В чёрном платье с цветами она бывала непривычно мягкой. Оно шло к её тёмным волосам. Платье скрашивало её кошмары, её первый месяц тревоги, когда она была одна с Константином и со мной – первый раз, когда они с отцом надолго разлучились, если не считать их добрачных заочных отношений Винница – Петербург. Круговая оборка вокруг выреза по моде поздних 70-х годов подчёркивала что-то мягкое в её глазах. В первое время в «хаймс», как мы называли казарму, она часто его надевала. То время быстро прошло. Я так и не поняла, почему она его выбросила.
Она сказала, что не понимает, почему упаковала именно те вещи, которые мы привезли сюда. По одному чемодану на каждого или меньше. Для меня не нашлось чемодана, если не считать сундучка для игрушек, сплетённого из пластмассовых прутков, расцветкой напоминающих тот вязаный свитер, в который не пролезала голова. Что осталось от почти пятидесяти лет, которые они провели на той планете, под теми платанами, в том порту? Поддельные импортные товары, – горевала мать. Полотенца вместо фарфоровой посуды. Нет бы прихватить ту сковородку, на которой получались тончайшие блины, так ведь взяла собрание сочинений Пушкина. Могла бы взять их здесь в библиотеке славистики при университете.

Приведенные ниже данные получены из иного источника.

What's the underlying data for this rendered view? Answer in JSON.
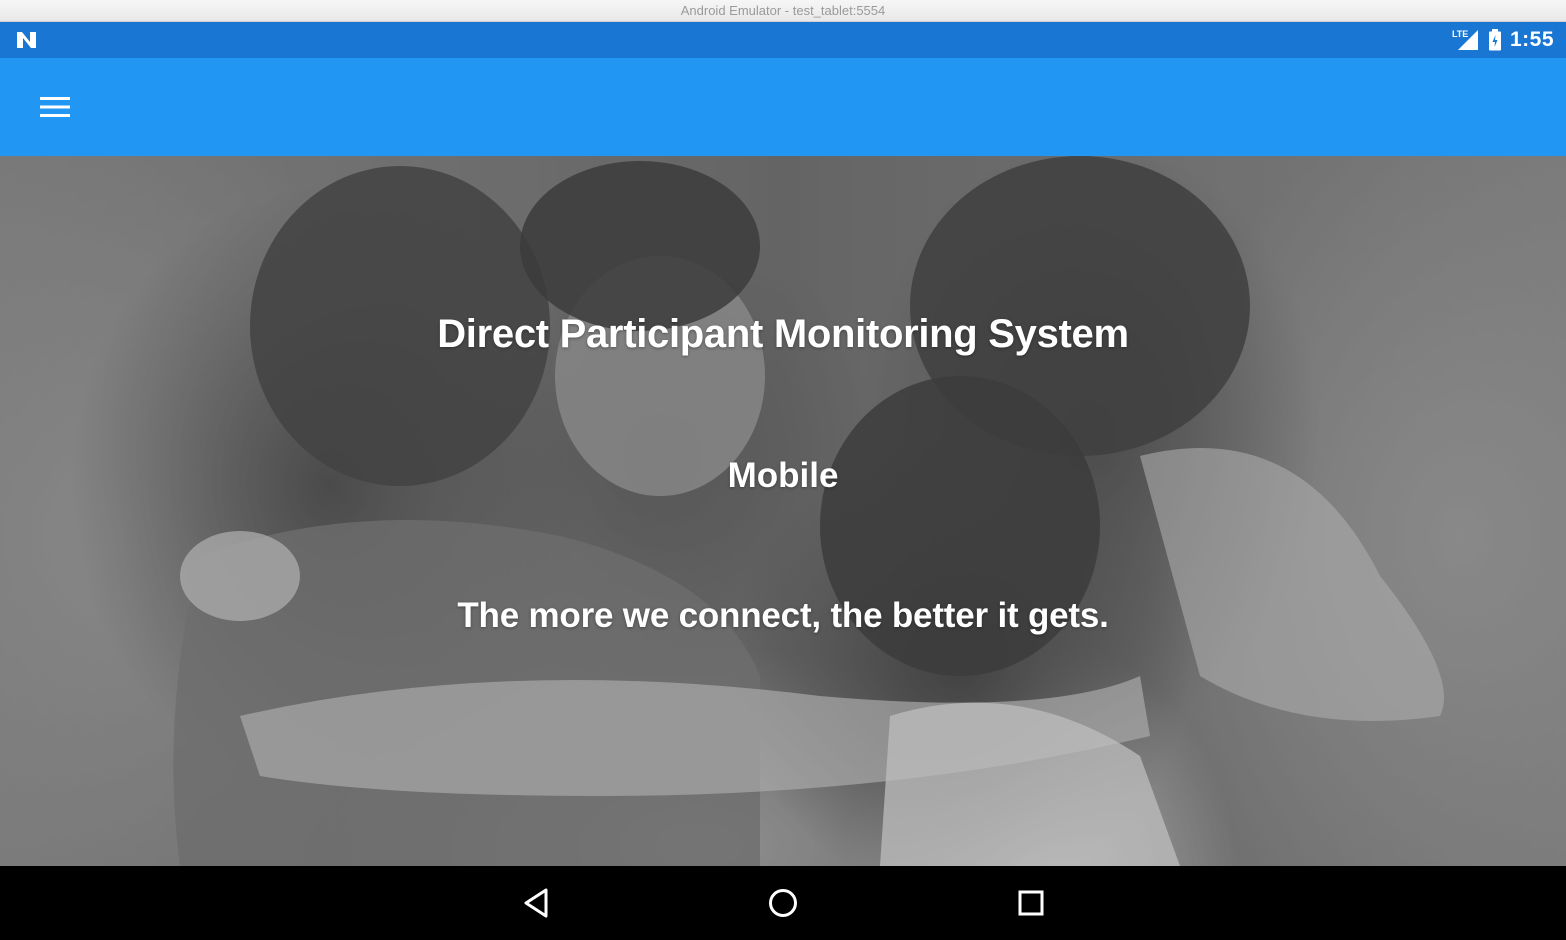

Кстати, в этой библиотеке над столами возвышается бюст Пушкина, а книги могут брать и нестуденты. Я иногда видела там отца, он целеустремлённо шагал к стеллажам. Из-за походки он казался мне прилежнее, чем я, сидящая – высиживающая время до следующей страницы. Отец не чувствовал моего взгляда и искал что-нибудь, что пришлось бы по вкусу его жене. Он и без электронного каталога и без тематических разделов находил то, что привлекало их обоих. Мне кажется, если я выдвину ящик в их комнате имени Анны Карениной, то увижу чертежи, найду шедевры механики и пойму, что он продолжает изобретать. По его словам, возможности механики далеко не исчерпаны, она до сих пор даёт вполне приличный КПД.
Он всегда что-нибудь мастерит, сколько я его помню, и всегда-то он занят. В Севастополе на вопрос, куда он спешит, твёрдое: «По делам». Он молниеносно одевается, накидывает серый пиджак, берёт папку. Теперь он говорит мне по телефону: сделай то-то и то-то, а я по делам на трамвай.
Быстрый, сильный и стильный. Запатентовал бы свои изобретения, да всё руки не доходят. Его дети своими вводными держат его на плаву. Вводные – это очевидные проблемки и очередные просьбы, не предполагающие отказа, и не всегда разрешимые задачи, в основном со стороны его проблемного сына, который хотел бы перешагнуть горизонт Веддинга – и податься хоть в Арабские Эмираты. Советы не помогают.
Если дела совсем плохи, его жена идёт в кабинет. Садится в кожаное кресло и читает Анну Каренину. Жёлтый том она притащила в Берлин вместе с серым Пушкиным. Потрёпанный Толстой означает ничто иное как невыносимую тяжесть бытия. Только я этого ещё не знаю, я вижу из лягушачьего ракурса её шершавые пятки на «гэдээровском» диване у двери на лоджию, над ними жёлтый прямоугольник, лицо утопает в книге. На войне за внимание толстый Толстой проглатывает всё, что могло бы поведать – мимикой или сочувствием – о дурном расположении духа моей матери, а может, там было и расположение к фигурному катанию? Говорю же, чтение – странная штука: демон оцепенения завладевал моими близкими, отнимал их у меня, оставив вместо них непроницаемые, нечитаемые маски.
Эта книга, должно быть, неисчерпаема, если моя мать до сих пор снимает её с полки. Я к ней не прикасалась никогда. Если понадобится, я ту Анну найду в библиотеке.